Friday, July 11, 2008

We the People ...


... spent a couple of days in camp along the Illinois river at Pine Flat. Out in the open grassy flat we found the carcass of a bottle rocket that looked recently used. Fear and anger rise. Fear of being trapped by a fire, and anger that someone would take such a high risk over something so foolish. How could anyone be in this charred wilderness and actually consider using fireworks. To any one that would actually think of doing such an insane thing let me say this: Please don't go into the wilderness to shoot off fireworks, please continue to do that only inside your own house, so the damage will be restricted (hopefully) to only your stuff.

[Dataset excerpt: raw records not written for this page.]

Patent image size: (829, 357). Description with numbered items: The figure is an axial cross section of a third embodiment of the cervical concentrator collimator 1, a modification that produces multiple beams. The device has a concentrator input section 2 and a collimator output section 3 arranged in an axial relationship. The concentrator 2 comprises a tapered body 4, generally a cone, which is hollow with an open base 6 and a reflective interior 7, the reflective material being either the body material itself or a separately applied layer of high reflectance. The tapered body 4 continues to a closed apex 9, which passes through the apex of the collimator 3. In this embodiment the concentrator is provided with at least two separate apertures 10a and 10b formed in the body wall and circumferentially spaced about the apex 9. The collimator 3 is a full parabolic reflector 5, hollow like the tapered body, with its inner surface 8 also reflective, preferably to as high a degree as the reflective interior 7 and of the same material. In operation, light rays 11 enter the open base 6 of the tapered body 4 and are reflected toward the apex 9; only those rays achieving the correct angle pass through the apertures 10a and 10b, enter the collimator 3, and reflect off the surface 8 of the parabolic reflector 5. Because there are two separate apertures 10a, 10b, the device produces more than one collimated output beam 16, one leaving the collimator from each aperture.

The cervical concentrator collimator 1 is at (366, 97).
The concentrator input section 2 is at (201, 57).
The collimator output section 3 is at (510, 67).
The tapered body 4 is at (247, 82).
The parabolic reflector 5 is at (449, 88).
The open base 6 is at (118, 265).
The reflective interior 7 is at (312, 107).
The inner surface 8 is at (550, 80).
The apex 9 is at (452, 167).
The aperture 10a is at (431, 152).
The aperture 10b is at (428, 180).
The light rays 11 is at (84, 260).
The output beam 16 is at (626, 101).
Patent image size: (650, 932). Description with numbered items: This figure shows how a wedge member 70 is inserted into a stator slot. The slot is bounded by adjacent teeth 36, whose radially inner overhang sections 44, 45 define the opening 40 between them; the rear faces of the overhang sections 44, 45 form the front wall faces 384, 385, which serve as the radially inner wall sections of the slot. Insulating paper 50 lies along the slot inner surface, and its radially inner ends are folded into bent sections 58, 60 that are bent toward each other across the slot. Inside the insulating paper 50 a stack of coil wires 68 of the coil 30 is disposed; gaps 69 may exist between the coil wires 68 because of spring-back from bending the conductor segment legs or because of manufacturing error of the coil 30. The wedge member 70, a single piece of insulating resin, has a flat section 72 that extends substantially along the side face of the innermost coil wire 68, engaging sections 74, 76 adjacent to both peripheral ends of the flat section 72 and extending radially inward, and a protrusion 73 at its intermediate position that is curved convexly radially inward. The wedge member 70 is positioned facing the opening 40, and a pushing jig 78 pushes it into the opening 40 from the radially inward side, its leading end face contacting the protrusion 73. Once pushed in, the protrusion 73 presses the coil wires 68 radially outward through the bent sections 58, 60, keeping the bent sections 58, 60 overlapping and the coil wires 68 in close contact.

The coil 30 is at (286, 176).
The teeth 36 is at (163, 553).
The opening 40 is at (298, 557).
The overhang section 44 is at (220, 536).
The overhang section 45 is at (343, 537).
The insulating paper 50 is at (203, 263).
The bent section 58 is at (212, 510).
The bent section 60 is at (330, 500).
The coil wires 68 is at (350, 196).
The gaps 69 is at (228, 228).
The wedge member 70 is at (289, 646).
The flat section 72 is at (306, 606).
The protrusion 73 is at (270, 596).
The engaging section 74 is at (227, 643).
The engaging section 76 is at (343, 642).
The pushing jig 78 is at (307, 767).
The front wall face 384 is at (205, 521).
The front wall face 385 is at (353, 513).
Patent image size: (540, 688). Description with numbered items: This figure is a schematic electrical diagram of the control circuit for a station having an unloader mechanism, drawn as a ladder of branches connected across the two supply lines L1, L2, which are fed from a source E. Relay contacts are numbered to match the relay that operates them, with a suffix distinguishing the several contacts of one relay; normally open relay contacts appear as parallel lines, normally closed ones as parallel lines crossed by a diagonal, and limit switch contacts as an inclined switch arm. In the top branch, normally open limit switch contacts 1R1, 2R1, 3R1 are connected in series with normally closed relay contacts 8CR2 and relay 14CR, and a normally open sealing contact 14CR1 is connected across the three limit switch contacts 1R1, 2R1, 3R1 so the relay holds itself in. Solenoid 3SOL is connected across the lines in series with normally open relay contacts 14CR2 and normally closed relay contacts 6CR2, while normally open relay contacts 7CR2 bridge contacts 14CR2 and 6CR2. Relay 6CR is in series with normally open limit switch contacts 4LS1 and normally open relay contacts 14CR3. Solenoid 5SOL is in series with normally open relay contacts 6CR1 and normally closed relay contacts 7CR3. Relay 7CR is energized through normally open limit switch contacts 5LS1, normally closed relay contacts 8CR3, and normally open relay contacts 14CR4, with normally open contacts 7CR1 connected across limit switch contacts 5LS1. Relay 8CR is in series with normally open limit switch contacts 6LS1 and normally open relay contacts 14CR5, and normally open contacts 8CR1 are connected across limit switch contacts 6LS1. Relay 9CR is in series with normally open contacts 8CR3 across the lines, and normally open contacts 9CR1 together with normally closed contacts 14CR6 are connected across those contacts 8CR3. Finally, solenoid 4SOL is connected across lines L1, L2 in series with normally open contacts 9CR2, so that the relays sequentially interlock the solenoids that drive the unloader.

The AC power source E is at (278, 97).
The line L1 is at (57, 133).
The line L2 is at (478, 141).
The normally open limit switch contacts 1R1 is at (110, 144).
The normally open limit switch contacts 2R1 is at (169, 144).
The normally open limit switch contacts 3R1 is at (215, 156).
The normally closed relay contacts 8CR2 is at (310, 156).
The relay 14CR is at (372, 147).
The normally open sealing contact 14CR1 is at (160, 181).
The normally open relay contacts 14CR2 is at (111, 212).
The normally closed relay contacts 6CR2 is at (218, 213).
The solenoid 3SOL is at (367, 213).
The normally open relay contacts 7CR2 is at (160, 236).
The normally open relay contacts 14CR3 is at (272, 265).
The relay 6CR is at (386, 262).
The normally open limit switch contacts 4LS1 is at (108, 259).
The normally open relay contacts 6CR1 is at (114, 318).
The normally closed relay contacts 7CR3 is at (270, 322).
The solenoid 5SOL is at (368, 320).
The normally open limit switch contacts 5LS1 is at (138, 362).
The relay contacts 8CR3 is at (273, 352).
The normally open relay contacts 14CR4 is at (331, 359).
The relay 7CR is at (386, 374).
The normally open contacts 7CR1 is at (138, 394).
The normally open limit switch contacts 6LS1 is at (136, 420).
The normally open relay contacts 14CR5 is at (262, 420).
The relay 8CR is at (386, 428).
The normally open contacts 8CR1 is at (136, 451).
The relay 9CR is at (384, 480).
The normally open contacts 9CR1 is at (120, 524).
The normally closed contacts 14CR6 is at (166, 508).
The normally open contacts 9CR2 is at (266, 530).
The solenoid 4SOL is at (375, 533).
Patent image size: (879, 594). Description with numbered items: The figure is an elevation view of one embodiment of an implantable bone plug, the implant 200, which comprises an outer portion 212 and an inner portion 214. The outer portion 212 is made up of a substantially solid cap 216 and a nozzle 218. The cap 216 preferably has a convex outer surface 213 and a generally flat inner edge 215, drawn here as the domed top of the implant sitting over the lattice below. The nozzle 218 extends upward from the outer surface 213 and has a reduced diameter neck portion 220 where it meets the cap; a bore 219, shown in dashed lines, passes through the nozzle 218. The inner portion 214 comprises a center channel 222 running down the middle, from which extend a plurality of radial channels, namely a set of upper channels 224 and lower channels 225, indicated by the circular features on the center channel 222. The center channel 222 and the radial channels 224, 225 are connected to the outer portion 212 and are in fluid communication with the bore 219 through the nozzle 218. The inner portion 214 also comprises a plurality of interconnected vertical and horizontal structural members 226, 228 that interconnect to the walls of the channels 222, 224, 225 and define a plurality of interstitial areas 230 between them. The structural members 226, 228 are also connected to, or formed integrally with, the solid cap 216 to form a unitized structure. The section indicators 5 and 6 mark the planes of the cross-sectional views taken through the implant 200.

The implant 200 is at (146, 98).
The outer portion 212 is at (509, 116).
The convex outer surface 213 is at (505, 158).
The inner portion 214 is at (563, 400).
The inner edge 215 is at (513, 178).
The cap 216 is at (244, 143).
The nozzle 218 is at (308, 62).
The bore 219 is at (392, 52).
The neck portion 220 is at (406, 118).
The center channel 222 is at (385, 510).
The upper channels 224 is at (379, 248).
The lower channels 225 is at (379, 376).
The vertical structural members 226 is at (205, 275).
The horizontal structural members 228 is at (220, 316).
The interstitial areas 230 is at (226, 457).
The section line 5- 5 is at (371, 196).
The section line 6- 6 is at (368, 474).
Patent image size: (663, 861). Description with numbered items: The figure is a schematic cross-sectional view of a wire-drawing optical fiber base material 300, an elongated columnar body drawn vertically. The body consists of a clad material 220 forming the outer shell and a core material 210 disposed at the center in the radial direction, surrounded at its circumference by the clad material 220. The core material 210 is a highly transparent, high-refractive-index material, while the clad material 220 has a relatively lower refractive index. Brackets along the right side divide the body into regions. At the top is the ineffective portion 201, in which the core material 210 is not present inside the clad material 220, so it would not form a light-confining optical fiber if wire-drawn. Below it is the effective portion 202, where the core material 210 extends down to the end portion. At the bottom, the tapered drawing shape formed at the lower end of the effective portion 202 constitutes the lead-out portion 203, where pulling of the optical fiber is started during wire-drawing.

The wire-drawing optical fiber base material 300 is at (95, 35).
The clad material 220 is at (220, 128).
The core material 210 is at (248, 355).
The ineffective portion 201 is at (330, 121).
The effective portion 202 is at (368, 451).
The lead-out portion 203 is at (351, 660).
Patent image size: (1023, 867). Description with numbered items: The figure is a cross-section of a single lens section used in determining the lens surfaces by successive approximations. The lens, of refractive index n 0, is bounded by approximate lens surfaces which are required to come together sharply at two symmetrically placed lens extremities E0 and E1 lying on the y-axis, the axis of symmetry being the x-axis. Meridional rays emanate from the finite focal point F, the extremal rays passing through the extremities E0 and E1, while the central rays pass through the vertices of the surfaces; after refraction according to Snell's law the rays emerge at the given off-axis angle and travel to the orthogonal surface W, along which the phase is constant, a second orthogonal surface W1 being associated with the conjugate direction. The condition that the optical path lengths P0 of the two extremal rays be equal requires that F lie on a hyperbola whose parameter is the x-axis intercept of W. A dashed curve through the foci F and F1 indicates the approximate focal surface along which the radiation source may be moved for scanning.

I saw a turkey, and a red fox. The red fox made an cranky, angry, loud, scary, run off your enemies, frightful sound. I have never heard a noise like that except maybe the time I heard the racoon lovemaking -- which is ummm ... really noisy. Anyway -- the fox came by the camp during the night to make that same noise while we were sleeping, or so I heard later.


This is Jim wearing the Albert Einstien hat with grass stuffed underneath it to keep the mosquitoes from drilling through the bandana into his head. I'm an advocate of the Albert Einstien hat, which is a bandana with a knot tied in each of the four corners. Any sculptor or physicist will immediate understand how this turns a flat rag into a bowl shaped hat.




The Sierra Designs Light Year in camp.

5 comments:

The Old Bag said...

Great shots -- it's great to get out into the wilderness now and again.

Eclectchick said...

For a second there, I thought Jim was wearing one of those fancy alien deterrent hats.

His isn't quite shiny enuf, tho. Careful - he might be alien fodder.

shawnkielty said...

Aha -- I knew those mosquitos were aliens, just never quite thought of it.

mindful mule said...

Looks like the land is recovering pretty well after the fire.

shawnkielty said...

OB -- it is, it is.

Jonah -- The biscuit fire is described here: http://www.fs.fed.us/r6/rogue-siskiyou/biscuit-fire/index.shtml

It was six years ago today. Although many areas look pretty good, some of the old growth forests were complete destroyed.

Those should take a few hundred years to really recover.